[DT 2.0pb3] OCR of traffic ticket doesn't recognize key info

Dear forum,

Summary: DT OCR of traffic ticket fails to recognize all NON pre-printed information, e.g., ticket number, issue date, issue time, state, plate number, etc.

Config: ScanSnap 510M auto-handoff to DT 2.0pb3, Macbook early 2007, white, 4GB RAM, 2.0Ghz Intel Core 2 Duo. ScanSnap Manager set for Excellent scanning, allow auto blank page removal, correct sewed char strings, allow auto image rotation. DT set for 300 dpi, quality 100%, original document Move to Trash, set attributes UNSET, Primary language English, no secondaries selected.

Activity: auto-scan traffic ticket directly into DT.

Hoped for result: OCR allows ticket to be searched via DT and Spotlight.

Actual result: OCR recognizes from ~315 to ~350 words in the ticket, depending on scan settings in SnapManager. Unclear whether DT scan settings affect number of recognized words. All of the “interesting” information on the ticket – ticket number, issue date, issue time, state, plate no, etc. – i.e., the information that is NOT pre-printed – goes UNRECOGNIZED.

Is this a feature or a bug? Is there any workaround or fix I can implement?

Thank you in advance for your time reading this posting and any response you may supply!

Alan

Currently, the settings in DTPO2 OCR preferences do not affect the accuracy of recognition. But scanner settings, especially those involving scan resolution, contrast, etc. certainly can affect OCR recognition accuracy.

The ABBYY OCR engine included in DTPO2 does not recognize handwritten text.

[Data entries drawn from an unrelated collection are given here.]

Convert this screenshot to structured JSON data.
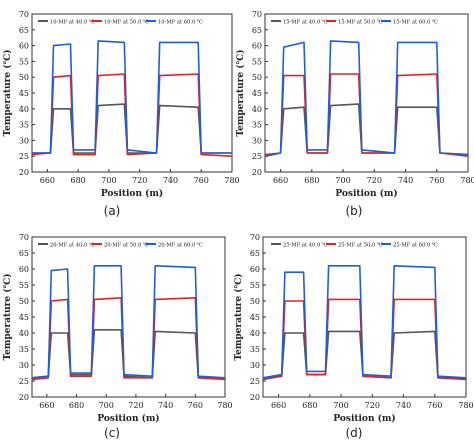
{
  "panels": [
    {
      "caption": "(a)"
    },
    {
      "caption": "(b)"
    },
    {
      "caption": "(c)"
    },
    {
      "caption": "(d)"
    }
  ],
  "colors": {
    "s40": "#555555",
    "s50": "#e02424",
    "s60": "#1f5fd6",
    "axis": "#333333"
  },
  "chart_data": [
    {
      "type": "line",
      "xlabel": "Position (m)",
      "ylabel": "Temperature (℃)",
      "xlim": [
        650,
        780
      ],
      "ylim": [
        20,
        70
      ],
      "xticks": [
        660,
        680,
        700,
        720,
        740,
        760,
        780
      ],
      "yticks": [
        20,
        25,
        30,
        35,
        40,
        45,
        50,
        55,
        60,
        65,
        70
      ],
      "legend_position": "top",
      "series": [
        {
          "name": "10-MF at 40.0 ℃",
          "color_key": "s40",
          "x": [
            650,
            662,
            664,
            675,
            677,
            691,
            693,
            710,
            712,
            731,
            733,
            758,
            760,
            780
          ],
          "y": [
            26,
            26,
            40,
            40,
            26,
            26,
            41,
            41.5,
            26,
            26,
            41,
            40.5,
            26,
            26
          ]
        },
        {
          "name": "10-MF at 50.0 ℃",
          "color_key": "s50",
          "x": [
            650,
            662,
            664,
            675,
            677,
            691,
            693,
            710,
            712,
            731,
            733,
            758,
            760,
            780
          ],
          "y": [
            25.5,
            26,
            50,
            50.5,
            25.5,
            25.5,
            50.5,
            51,
            25.5,
            26,
            50.5,
            51,
            25.5,
            25
          ]
        },
        {
          "name": "10-MF at 60.0 ℃",
          "color_key": "s60",
          "x": [
            650,
            662,
            664,
            675,
            677,
            691,
            693,
            710,
            712,
            731,
            733,
            758,
            760,
            780
          ],
          "y": [
            26,
            26,
            60,
            60.5,
            27,
            27,
            61.5,
            61,
            27,
            26,
            61,
            61,
            26,
            26
          ]
        }
      ]
    },
    {
      "type": "line",
      "xlabel": "Position (m)",
      "ylabel": "Temperature (℃)",
      "xlim": [
        650,
        780
      ],
      "ylim": [
        20,
        70
      ],
      "xticks": [
        660,
        680,
        700,
        720,
        740,
        760,
        780
      ],
      "yticks": [
        20,
        25,
        30,
        35,
        40,
        45,
        50,
        55,
        60,
        65,
        70
      ],
      "legend_position": "top",
      "series": [
        {
          "name": "15-MF at 40.0 ℃",
          "color_key": "s40",
          "x": [
            650,
            660,
            662,
            675,
            677,
            690,
            692,
            710,
            712,
            733,
            735,
            760,
            762,
            780
          ],
          "y": [
            25,
            26,
            40,
            40.5,
            26,
            26,
            41,
            41.5,
            26,
            26,
            40.5,
            40.5,
            26,
            25.5
          ]
        },
        {
          "name": "15-MF at 50.0 ℃",
          "color_key": "s50",
          "x": [
            650,
            660,
            662,
            675,
            677,
            690,
            692,
            710,
            712,
            733,
            735,
            760,
            762,
            780
          ],
          "y": [
            25.5,
            26,
            50.5,
            50.5,
            26,
            26,
            51,
            51,
            26,
            26,
            50.5,
            51,
            26,
            25
          ]
        },
        {
          "name": "15-MF at 60.0 ℃",
          "color_key": "s60",
          "x": [
            650,
            660,
            662,
            675,
            677,
            690,
            692,
            710,
            712,
            733,
            735,
            760,
            762,
            780
          ],
          "y": [
            25,
            26,
            59.5,
            61,
            27,
            27,
            61.5,
            61,
            27,
            26,
            61,
            61,
            26,
            25.5
          ]
        }
      ]
    },
    {
      "type": "line",
      "xlabel": "Position (m)",
      "ylabel": "Temperature (℃)",
      "xlim": [
        650,
        780
      ],
      "ylim": [
        20,
        70
      ],
      "xticks": [
        660,
        680,
        700,
        720,
        740,
        760,
        780
      ],
      "yticks": [
        20,
        25,
        30,
        35,
        40,
        45,
        50,
        55,
        60,
        65,
        70
      ],
      "legend_position": "top",
      "series": [
        {
          "name": "20-MF at 40.0 ℃",
          "color_key": "s40",
          "x": [
            650,
            661,
            663,
            674,
            676,
            690,
            692,
            710,
            712,
            731,
            733,
            760,
            762,
            780
          ],
          "y": [
            26,
            26.5,
            40,
            40,
            27,
            27,
            41,
            41,
            26.5,
            26,
            40.5,
            40,
            26,
            26
          ]
        },
        {
          "name": "20-MF at 50.0 ℃",
          "color_key": "s50",
          "x": [
            650,
            661,
            663,
            674,
            676,
            690,
            692,
            710,
            712,
            731,
            733,
            760,
            762,
            780
          ],
          "y": [
            25.5,
            26,
            50,
            50.5,
            26.5,
            26.5,
            50.5,
            51,
            26,
            26,
            50.5,
            51,
            26,
            25.5
          ]
        },
        {
          "name": "20-MF at 60.0 ℃",
          "color_key": "s60",
          "x": [
            650,
            661,
            663,
            674,
            676,
            690,
            692,
            710,
            712,
            731,
            733,
            760,
            762,
            780
          ],
          "y": [
            26,
            26.5,
            59.5,
            60,
            27.5,
            27.5,
            61,
            61,
            27,
            26.5,
            61,
            60.5,
            26.5,
            26
          ]
        }
      ]
    },
    {
      "type": "line",
      "xlabel": "Position  (m)",
      "ylabel": "Temperature  (℃)",
      "xlim": [
        650,
        780
      ],
      "ylim": [
        20,
        70
      ],
      "xticks": [
        660,
        680,
        700,
        720,
        740,
        760,
        780
      ],
      "yticks": [
        20,
        25,
        30,
        35,
        40,
        45,
        50,
        55,
        60,
        65,
        70
      ],
      "legend_position": "top",
      "series": [
        {
          "name": "25-MF at 40.0 ℃",
          "color_key": "s40",
          "x": [
            650,
            662,
            664,
            676,
            678,
            690,
            692,
            712,
            714,
            732,
            734,
            760,
            762,
            780
          ],
          "y": [
            25.5,
            26.5,
            40,
            40,
            27,
            27,
            40.5,
            40.5,
            26.5,
            26,
            40,
            40.5,
            26,
            25.5
          ]
        },
        {
          "name": "25-MF at 50.0 ℃",
          "color_key": "s50",
          "x": [
            650,
            662,
            664,
            676,
            678,
            690,
            692,
            712,
            714,
            732,
            734,
            760,
            762,
            780
          ],
          "y": [
            26,
            26.5,
            50,
            50,
            27,
            27,
            50.5,
            50.5,
            26.5,
            26,
            50.5,
            50.5,
            26,
            26
          ]
        },
        {
          "name": "25-MF at 60.0 ℃",
          "color_key": "s60",
          "x": [
            650,
            662,
            664,
            676,
            678,
            690,
            692,
            712,
            714,
            732,
            734,
            760,
            762,
            780
          ],
          "y": [
            26,
            27,
            59,
            59,
            28,
            28,
            61,
            61,
            27,
            26.5,
            61,
            60.5,
            26.5,
            26
          ]
        }
      ]
    }
  ]
}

Handwritten text presents many more recognition problems than does printed text, as there are many more variations in people’s handwriting than in typical fonts and font styles used in printed material. Some form of training is usually required to improve recognition of an individual’s handwriting. Either the software includes training via error correction, or the individual is self-trained to accommodate the eccentricities of the OCR software and improve handwritten entry. :slight_smile:

I use a ModBook (a custom Mac tablet with digitizer pen input). Printed handwriting can be directly recognized by Apple’s Ink software, but the software isn’t trainable; I have to train myself to carefully write characters and words. I find Ink suitable for taking short notes and answering email. Axiotron is working with a software developer to bring cursive handwriting to the ModBook, but that feature is behind the original release schedule.

IRIS includes printed handwritten input recognition in ReadIRIS Pro. It requires the user to print input onto a special printed form. Personally, I found it unusable. ABBYY includes handwriting recognition in OCR, but at additional cost.

One of these days, OCR software will evolve to accurately handle printed input, and probably less accurately handle handwritten text in a mixed printed/handwritten document. Practically speaking, that time hasn’t yet arrived, certainly not at consumer prices.

Thank you for the wonderfully quick response!

I regret that I may have been unclear in my original description. The text that isn’t being recognized by the OCR is not in fact handwritten but is printed by a thermal or dot matrix printer or similar on top of the pre-printed form. So the document is a combination of pre-printing (e.g., “Ticket Number” heading) and on-the-fly printed output (e.g., “5010032893”). The pre-print is recognized by the OCR. The on-the-fly printed output is not.

Thanks!

Alan

P.S. For what it’s worth, If I scan the same traffic violation ticket into Adobe Acrobat 8 Professional and use its OCR, the result is that Adobe recognizes all of the text in the ticket, both pre-printed and on-the-fly text.

I didn’t try any thermally printed copy with the current release of DTPO2 pb3.

But I’m now running an improved plugin that also solves the problem of black images from some PDFs.

Just scanned rumpled and poor-quality thermal copy and got good OCR accuracy from it.

Sol hold onto your traffic ticket (but either appeal or pay it!) and try again with the next release of DTPO2. :slight_smile:

Cool, thanks.

Would you like a copy of the scanned image to test against your new plug-in? If so, please tell me how best to convey it to you.

Thanks,
Alan

Sure, Alan. Just attach it to a message to Support.